Two bad election scenarios come back to haunt markets

Two bad election scenarios come back to haunt markets
A contested election and a Biden presidency with a Republican Senate are both outcomes seen as negative for stocks
NOV 04, 2020
By  Bloomberg

Heading into the U.S. election, two potential outcomes were giving investors heartburn: a contested election, or a Joe Biden presidency with a Republican Senate.

Now both scenarios look more likely than they did 24 hours ago.

President Donald Trump falsely called himself the victor and said he would ask the Supreme Court to intervene as results look too close to call in many battleground states. U.S. stock futures swung between gains and losses, Treasuries jumped and cross-asset volatility rose on renewed fears of protracted post-election wrangling.

“The key inflection point for markets will be whether the government -- be it Biden- or Trump-led -- is divided,” said Peter McCallum, rates strategist at Mizuho International in London. “As things stand, this is the most likely outcome, hence stocks being a little lower and the Treasury curve bull flattening.”

The Senate, which had been seen by many transferring to Democratic leadership, broke toward Republicans throughout the night, while the House of Representatives is going to remain in Democratic hands.

Two bad election scenarios come back to haunt markets

The main worry related to divided government: Markets have been hoping for a large fiscal stimulus package that will be less likely if the two parties need to work together.

“With Republicans still in charge in the Senate, we’d be surprised to see a stimulus bill early next year much in excess of $500 billion, far less than the $2 trillion we expected if Democrats had won,” said Ian Shepherdson, chief economist at Pantheon Macroeconomics in New York.


“A Democrat president with a Republican Senate would likely be forced into a fiscal contraction which is not spectacularly helpful for growth,” said Sebastien Galy, a macro strategist at Nordea Investment Funds, which oversees the equivalent of $255 billion in assets.

The even bigger worry for money managers -- lack of a resolution for weeks -- also doesn’t look far-fetched in the current scenario. Investors had been making bets recently on volatility declining soon after the election.

“The results are close enough to be challenged or contested,” said Elsa Lignos, global head of FX strategy at RBC Capital Markets. “The fear of a contested outcome has not really materialized in risk-off yet, but it does unfortunately seem more likely in the day ahead.”

With no “blue wave” for Democrats on Tuesday night, volatility will likely remain elevated.

“The odds have increased that the election comes down to one state now (particularly after Arizona was called for Biden by FOX), which means a still-heightened chance of litigious outcome,” said strategist Charlie McElligott of Nomura Securities International Inc.

McCallum advises buckling up for continued drama. “We would marginally favor going long risk assets here and fading the Treasury bull flattening,” he said. “But clearly this will be volatile.”

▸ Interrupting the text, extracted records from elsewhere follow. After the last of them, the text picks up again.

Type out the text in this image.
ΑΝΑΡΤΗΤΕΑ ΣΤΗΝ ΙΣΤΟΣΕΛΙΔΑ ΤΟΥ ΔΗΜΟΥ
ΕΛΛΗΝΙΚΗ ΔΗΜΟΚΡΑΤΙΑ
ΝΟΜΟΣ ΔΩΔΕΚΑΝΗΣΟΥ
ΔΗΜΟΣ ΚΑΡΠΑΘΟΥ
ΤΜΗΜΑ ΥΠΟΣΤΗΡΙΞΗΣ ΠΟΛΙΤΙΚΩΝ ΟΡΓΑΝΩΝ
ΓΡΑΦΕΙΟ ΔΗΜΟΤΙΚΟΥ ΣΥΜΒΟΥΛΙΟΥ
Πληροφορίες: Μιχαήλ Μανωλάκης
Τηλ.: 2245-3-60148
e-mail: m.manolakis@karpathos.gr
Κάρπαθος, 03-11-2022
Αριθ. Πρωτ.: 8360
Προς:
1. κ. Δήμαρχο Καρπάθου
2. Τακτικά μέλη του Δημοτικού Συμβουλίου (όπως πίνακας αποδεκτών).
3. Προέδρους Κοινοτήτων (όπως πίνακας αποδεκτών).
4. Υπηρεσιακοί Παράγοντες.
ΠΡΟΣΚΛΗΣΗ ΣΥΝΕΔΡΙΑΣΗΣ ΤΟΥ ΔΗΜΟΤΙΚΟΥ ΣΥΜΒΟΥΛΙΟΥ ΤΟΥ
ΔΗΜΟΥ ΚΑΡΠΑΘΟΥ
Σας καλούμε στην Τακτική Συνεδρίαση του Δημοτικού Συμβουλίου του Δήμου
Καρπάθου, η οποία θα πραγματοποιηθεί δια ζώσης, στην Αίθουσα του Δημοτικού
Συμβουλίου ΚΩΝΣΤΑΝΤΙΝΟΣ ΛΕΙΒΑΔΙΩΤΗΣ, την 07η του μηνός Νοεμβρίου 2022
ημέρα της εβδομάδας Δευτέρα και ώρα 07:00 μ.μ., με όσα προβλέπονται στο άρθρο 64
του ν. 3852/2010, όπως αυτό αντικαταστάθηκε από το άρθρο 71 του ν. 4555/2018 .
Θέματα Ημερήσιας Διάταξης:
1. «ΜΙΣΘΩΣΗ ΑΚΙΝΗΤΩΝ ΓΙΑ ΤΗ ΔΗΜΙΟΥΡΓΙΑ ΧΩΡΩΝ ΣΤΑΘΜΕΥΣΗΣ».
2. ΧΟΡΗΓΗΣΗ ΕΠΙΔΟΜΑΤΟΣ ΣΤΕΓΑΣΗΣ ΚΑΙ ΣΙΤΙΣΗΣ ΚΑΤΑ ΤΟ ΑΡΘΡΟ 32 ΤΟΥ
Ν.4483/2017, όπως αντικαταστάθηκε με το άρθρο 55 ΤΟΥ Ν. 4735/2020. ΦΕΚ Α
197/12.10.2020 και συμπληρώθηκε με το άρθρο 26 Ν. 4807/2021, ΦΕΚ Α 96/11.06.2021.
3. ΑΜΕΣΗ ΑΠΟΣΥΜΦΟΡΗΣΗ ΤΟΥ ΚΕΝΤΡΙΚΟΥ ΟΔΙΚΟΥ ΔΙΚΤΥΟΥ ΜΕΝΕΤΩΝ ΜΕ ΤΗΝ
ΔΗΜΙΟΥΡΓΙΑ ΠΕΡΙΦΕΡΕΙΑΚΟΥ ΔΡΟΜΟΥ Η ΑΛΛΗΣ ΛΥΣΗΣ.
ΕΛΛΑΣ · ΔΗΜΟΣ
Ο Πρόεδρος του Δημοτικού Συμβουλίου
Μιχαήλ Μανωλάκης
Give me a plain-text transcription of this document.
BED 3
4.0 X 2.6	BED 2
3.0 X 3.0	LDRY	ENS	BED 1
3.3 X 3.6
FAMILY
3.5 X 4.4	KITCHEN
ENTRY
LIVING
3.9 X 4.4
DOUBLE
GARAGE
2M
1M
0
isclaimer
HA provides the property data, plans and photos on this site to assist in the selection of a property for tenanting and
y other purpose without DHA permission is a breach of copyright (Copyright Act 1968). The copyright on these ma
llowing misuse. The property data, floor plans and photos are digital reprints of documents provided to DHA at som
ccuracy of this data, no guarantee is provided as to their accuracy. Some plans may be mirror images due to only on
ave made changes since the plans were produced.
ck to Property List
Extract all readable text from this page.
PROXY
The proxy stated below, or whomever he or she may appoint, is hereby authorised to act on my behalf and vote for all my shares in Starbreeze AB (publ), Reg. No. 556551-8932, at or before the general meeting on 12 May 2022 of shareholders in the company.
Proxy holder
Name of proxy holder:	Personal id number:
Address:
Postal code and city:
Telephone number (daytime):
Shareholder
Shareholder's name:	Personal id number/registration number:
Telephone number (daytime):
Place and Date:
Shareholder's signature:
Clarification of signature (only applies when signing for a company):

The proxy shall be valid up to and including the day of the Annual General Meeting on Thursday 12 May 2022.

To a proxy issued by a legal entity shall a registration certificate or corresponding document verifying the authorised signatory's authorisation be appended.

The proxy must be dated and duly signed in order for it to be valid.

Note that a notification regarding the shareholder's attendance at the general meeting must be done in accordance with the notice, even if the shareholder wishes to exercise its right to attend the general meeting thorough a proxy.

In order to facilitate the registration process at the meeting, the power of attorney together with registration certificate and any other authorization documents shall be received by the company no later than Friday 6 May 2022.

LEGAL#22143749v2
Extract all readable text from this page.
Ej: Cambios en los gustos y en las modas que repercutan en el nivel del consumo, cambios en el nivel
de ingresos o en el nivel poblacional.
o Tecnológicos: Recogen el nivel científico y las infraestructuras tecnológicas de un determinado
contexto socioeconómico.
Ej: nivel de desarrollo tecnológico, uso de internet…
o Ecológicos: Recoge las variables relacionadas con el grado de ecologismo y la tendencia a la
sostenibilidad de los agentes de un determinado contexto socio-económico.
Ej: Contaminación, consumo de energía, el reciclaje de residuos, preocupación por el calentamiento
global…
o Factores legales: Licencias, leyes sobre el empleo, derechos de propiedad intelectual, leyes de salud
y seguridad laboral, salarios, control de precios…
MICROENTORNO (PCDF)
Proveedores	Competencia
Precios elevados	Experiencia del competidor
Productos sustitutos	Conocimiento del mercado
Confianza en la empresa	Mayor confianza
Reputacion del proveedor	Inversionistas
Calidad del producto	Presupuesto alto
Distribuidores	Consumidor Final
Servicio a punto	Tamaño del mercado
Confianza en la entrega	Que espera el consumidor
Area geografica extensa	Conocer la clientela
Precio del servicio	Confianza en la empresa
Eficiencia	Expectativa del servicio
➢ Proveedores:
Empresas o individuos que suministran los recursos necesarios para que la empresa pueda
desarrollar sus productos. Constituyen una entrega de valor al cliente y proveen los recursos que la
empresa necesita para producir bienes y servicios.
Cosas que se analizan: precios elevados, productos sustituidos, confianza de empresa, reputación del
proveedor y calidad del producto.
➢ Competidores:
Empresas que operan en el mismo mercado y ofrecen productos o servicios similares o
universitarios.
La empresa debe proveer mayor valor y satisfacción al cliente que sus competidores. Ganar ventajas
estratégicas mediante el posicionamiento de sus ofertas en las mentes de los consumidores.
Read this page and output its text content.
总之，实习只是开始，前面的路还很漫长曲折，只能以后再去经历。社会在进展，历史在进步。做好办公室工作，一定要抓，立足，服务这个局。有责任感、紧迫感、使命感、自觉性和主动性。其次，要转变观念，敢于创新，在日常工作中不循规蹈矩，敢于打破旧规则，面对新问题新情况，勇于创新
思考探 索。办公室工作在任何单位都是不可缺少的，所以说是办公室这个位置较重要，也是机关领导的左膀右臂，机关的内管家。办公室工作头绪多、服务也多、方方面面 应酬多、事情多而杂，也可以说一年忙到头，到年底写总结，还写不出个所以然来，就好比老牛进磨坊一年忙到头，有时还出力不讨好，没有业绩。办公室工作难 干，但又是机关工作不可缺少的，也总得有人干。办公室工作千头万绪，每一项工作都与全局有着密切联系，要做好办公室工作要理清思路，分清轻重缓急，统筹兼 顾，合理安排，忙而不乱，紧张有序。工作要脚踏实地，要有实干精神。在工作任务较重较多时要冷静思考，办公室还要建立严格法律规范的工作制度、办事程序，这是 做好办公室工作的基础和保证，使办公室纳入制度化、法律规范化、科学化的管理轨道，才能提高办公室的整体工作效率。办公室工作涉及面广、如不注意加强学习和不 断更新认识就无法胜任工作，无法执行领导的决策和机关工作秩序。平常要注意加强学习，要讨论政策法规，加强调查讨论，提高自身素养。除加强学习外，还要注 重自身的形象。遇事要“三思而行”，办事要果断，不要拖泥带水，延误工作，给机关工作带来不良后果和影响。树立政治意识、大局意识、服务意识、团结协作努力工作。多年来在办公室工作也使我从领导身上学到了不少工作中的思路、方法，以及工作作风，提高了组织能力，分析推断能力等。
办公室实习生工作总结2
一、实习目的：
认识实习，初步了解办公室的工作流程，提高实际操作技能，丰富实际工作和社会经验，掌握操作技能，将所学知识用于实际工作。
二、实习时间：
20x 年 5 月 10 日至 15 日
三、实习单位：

Still, stock bulls can find plenty of ammo in this scenario, said Kelvin Tay, the Asia Pacific chief investment officer for UBS Group’s wealth management unit. He reasoned that legislative gridlock in Washington would prevent significant changes to the tax code and support corporate earnings growth.

“I would remain positive on equities because of interest rates at these levels, negative real yields and because the economy is recovering,” Tay said. “Equities are the right asset class to be in.”